С этих пор ничто уже не в состоянии было разлучить Кулачка с его новым знакомым. Благодаря достаточному наследству дяди, он аккуратно четыре раза в день навещал новое место, — таким образом, что по этим посещениям судомойковские мужики и бабы верно рассчитали время завтрака, обеда, полдника и ужина. Идет Кулачок в кабак — бабы собирали на стол чашки и ложки, мужики спешили шабашить, ребятенки забирались с улицы в избу и садились за стол. Путешествия Кулачка до того приучили соседей, что они не находили в них ничего необыкновенного и вовсе не думали доискиваться причины; только в последнее время перед его злополучной смертью заметили соседи некоторую особенность. Совершая свои заветные прогулки прежде молча, Кулачок в последнее время рассуждал во всю дорогу сам с собой, стараясь изменять голос при вопросах и ответах. Говорил же он всегда почти одно и то же.

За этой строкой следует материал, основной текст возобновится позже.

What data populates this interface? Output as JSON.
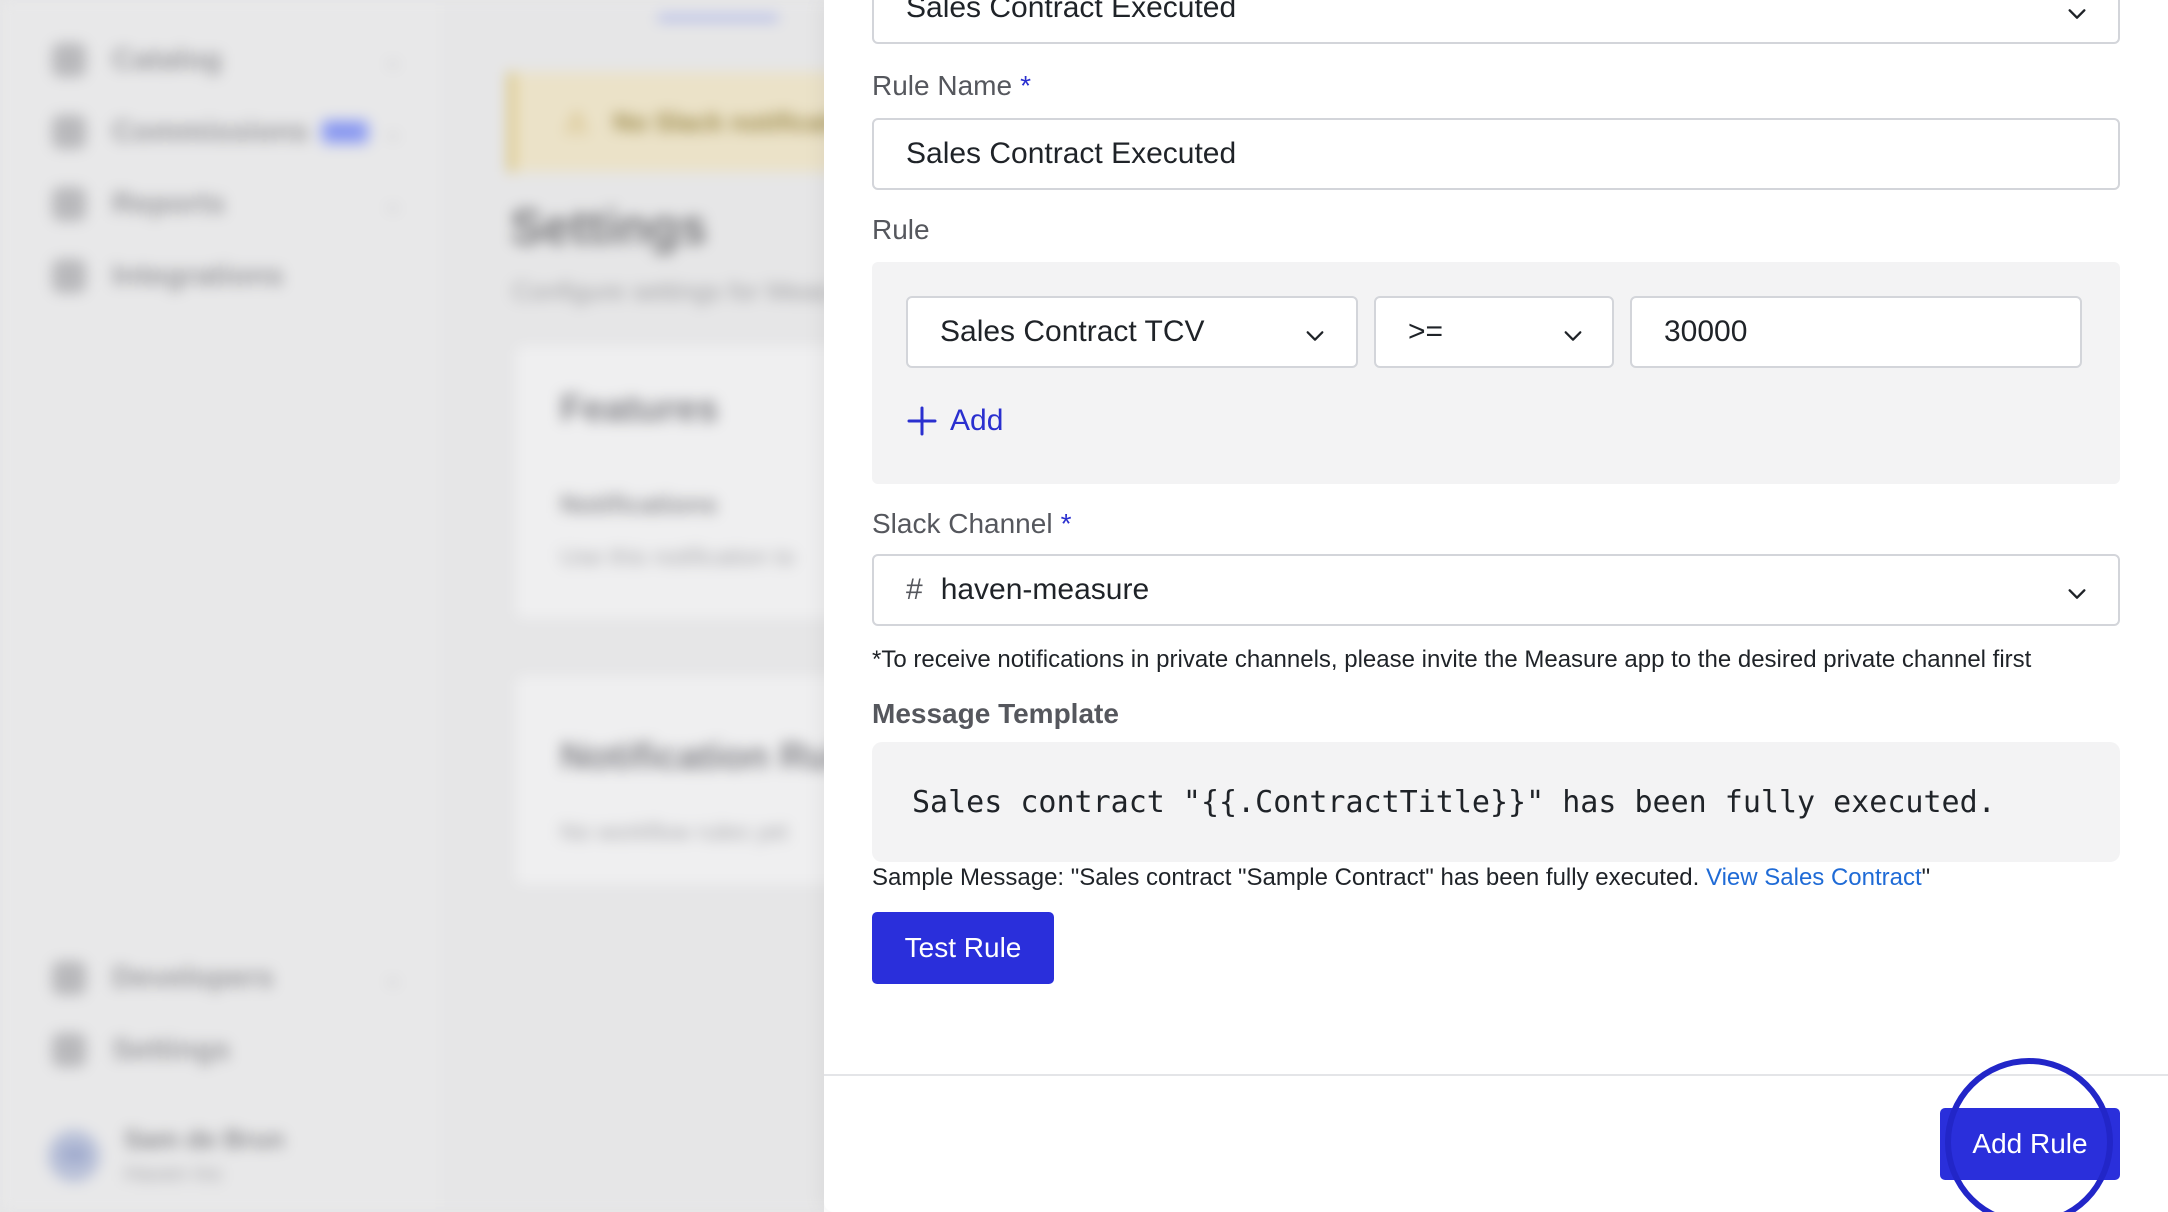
{
  "background": {
    "sidebar": {
      "items": [
        {
          "label": "Catalog",
          "icon": "catalog-icon"
        },
        {
          "label": "Commissions",
          "icon": "commissions-icon",
          "badge": "New"
        },
        {
          "label": "Reports",
          "icon": "reports-icon"
        },
        {
          "label": "Integrations",
          "icon": "integrations-icon"
        }
      ],
      "bottom_items": [
        {
          "label": "Developers",
          "icon": "code-icon"
        },
        {
          "label": "Settings",
          "icon": "gear-icon"
        }
      ],
      "user": {
        "initials": "SB",
        "name": "Sam de Brun",
        "org": "Haven Inc"
      }
    },
    "main": {
      "banner_text": "No Slack notifications",
      "title": "Settings",
      "subtitle": "Configure settings for Measure",
      "features_card": {
        "title": "Features",
        "item_title": "Notifications",
        "item_text": "Use this notification to"
      },
      "rules_card": {
        "title": "Notification Rules",
        "text": "No workflow rules yet"
      }
    }
  },
  "drawer": {
    "event_select": {
      "value": "Sales Contract Executed"
    },
    "rule_name": {
      "label": "Rule Name",
      "required": "*",
      "value": "Sales Contract Executed"
    },
    "rule": {
      "label": "Rule",
      "field": "Sales Contract TCV",
      "operator": ">=",
      "value": "30000",
      "add_label": "Add"
    },
    "slack_channel": {
      "label": "Slack Channel",
      "required": "*",
      "prefix": "#",
      "value": "haven-measure"
    },
    "hint": "*To receive notifications in private channels, please invite the Measure app to the desired private channel first",
    "message_template": {
      "label": "Message Template",
      "value": "Sales contract \"{{.ContractTitle}}\" has been fully executed."
    },
    "sample": {
      "prefix": "Sample Message: \"Sales contract \"Sample Contract\" has been fully executed. ",
      "link": "View Sales Contract",
      "suffix": "\""
    },
    "test_button": "Test Rule",
    "add_button": "Add Rule"
  },
  "colors": {
    "accent": "#2a2fdb",
    "link": "#1f6bd6",
    "required": "#2a2fcf"
  }
}
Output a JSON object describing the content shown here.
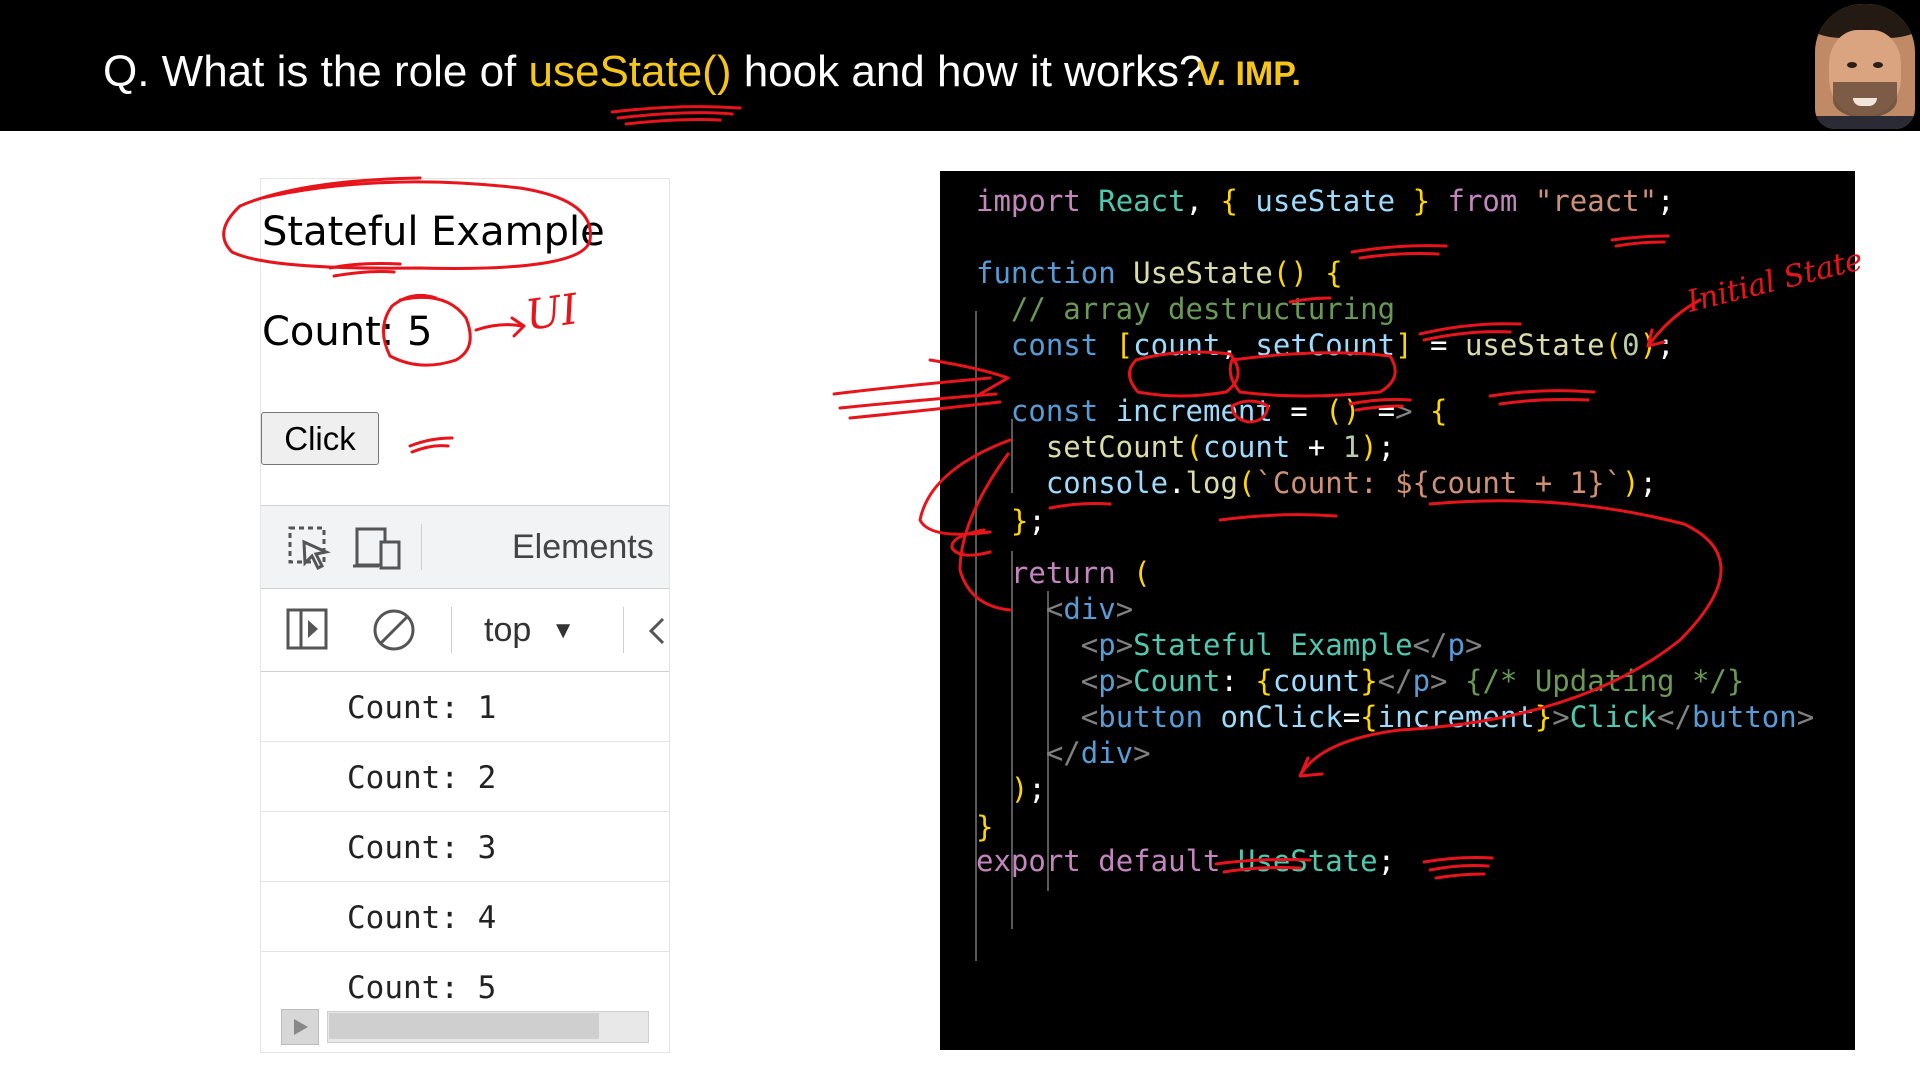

Выходя из дому, он обыкновенно обращался к самому себе с таким вопросом:
— Ты куда лыжи-то навострил?
И тотчас же спешил ответить сам себе, вслух:
— В кабак.
— Зачем это тебя нелегкая-то туда несет?
— Обедать хочу; так для-ради подкрепления…
— Не дело ты, Петр Артемьич, затеял, право не дело. Неладно ты себя приучил: ел бы и так…
— Ну, так-то, пожалуй, не съешь: в горло не пойдет.
— Эй, не ходи, вернись назад!.. Ну, назад, назад, назад!..
Кулачок, при последних словах, несколько пятился назад, но тотчас же опять пошатывался вперед и опять начинал разговор:
— Пусти, больше не стану ходить.
— Знаю, как ты не станешь ходить: по четыре, а не то по пяти раз на день.
— Слышь, пусти, в последний раз.
— Нет, не пущу — назад, бери назад, назад!..
Кулачок опять пятился, но уже в виду заветного места — цели прогулок.
— Гляди, дрянь какая домишко-то! Водку откуп скверную стал давать, целовальник больше деньгами берет, а не то давай, слышь, сапожным товаром.
— Да что толковать-то? всяк о себе радеет. Сказано: никто себе враг. Пусти!..
— Слышь, не ходи, ступай лучше домой! не трать деньги. Дожди всю избенку загноили, набок свалило. Ветер всю солому поснимал, углы раскачало; течет ведь потолок-от. Порадей о себе!
— Чего радеть-то? нечего радеть… нечем. Я лучше туда пойду — была не была.
— Ну, как знаешь; коли идти — ступай, да скорей только.
Со всех ног перебегал Кулачок остававшееся пространство. Вслед за тем раздавался сильный визг блока и — захватанная дверь, громко хлопнув, скрывала Кулачка от глаз любопытных.